Below is the general process that we are going to follow.

  1. Synthesize complex user queries: We will start by synthesizing 500 distinct user queries across a variety of challenging domains and tasks. These user queries will require a variety of skills and abilities, such as math, coding, logic, reasoning, and planning. They will span numerous domains, from medicine and science, to software development, and other economically valuable sectors. After initial synthesis, we will use rubrics and similar grading techniques to measure and improve the samples.
  2. Synthesize CoT and Self-Critique data: The next phase will be to use a variety of automated prompt strategies to synthesize answers to the user queries. Models, such as Claude, have already demonstrated the ability to use CoT reasoning when correctly prompted. Furthermore, these models can self-critique and self-correct when prompted correctly.
  3. Clean and Rectify Samples: By using rubrics and similar grading techniques, we will assess the quality of the CoT and self-critique samples. Furthermore, using a series of prompts, we will clean these samples such that they represent a singular, coherent response, thus ideal for a "single shot reasoner" dataset.
  4. Finetune an LLM with the toy dataset: The first model will be a pilot, more of a proof of concept. We will test it and see how it performs, and iterate accordingly.
  5. Scale Up and Seek Funding: Assuming we get acceptable results, we might try to seek funding for a larger dataset with more robust testing and benchmarking. We will need to ensure that this open source dataset covers many tasks and domains, and that it is easily usable and adaptable to multiple frameworks and architectures. Likely try and kickstart a project from Manifund. https://manifund.org/

Outcomes

Here are the primary outcomes we are looking to achieve.

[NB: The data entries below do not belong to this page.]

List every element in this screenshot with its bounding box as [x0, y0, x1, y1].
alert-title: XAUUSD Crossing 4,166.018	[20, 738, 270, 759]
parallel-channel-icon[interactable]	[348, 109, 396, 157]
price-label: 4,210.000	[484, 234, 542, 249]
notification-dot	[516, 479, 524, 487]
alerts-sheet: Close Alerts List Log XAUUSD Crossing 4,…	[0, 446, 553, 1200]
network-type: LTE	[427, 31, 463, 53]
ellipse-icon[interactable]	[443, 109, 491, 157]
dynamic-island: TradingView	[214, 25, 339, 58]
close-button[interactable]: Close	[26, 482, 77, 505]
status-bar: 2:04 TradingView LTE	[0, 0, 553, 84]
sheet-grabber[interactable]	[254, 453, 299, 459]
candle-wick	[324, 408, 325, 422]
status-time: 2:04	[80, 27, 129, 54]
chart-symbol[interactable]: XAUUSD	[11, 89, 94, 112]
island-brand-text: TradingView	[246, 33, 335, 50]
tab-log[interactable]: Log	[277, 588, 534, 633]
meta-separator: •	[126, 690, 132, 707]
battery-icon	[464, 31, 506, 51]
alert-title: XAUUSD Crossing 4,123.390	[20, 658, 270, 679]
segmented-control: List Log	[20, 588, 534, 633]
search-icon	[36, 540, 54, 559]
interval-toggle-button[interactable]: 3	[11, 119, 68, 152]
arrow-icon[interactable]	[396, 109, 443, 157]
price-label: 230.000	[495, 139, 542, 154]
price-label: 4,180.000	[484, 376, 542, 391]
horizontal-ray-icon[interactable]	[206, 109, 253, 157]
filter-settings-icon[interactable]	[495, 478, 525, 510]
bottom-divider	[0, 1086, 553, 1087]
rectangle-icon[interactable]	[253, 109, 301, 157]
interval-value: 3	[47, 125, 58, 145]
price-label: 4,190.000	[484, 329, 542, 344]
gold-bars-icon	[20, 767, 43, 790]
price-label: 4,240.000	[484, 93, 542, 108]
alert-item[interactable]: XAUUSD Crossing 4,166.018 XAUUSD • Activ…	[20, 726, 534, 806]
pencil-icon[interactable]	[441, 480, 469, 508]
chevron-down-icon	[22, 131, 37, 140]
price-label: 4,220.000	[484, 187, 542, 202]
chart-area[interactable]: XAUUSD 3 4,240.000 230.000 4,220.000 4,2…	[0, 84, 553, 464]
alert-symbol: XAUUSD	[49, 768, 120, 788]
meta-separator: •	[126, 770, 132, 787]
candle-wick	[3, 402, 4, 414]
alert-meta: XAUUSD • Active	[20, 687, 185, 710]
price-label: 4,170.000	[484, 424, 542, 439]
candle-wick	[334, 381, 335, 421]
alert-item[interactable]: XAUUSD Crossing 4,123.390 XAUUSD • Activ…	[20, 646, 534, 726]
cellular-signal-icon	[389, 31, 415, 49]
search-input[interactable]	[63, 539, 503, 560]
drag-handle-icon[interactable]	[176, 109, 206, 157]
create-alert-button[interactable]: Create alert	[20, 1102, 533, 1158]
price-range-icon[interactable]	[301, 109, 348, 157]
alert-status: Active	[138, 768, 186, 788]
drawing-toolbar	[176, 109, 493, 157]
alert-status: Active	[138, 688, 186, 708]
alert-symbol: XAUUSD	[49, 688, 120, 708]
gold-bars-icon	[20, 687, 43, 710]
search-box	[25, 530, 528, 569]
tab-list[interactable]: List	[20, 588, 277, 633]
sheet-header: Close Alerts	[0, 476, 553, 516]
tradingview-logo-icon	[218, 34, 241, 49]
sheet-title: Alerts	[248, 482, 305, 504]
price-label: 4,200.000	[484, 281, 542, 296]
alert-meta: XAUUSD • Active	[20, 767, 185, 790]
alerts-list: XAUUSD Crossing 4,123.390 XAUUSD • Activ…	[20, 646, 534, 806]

  1. Open Source Finetuning Dataset(s): We would like to produce at least one dataset for finetuning models to approximate CoT, MCTS, and Reflection performance.
  2. Near-SOTA Benchmarks: We would like to demonstrate near-SOTA performance on reasoning and other benchmarks. We're not trying to achieve SOTA as we are much less funded.
  3. Open Source RL-trained Model: Ideally, we'll use reinforcement learning to publish the weights of an open source model.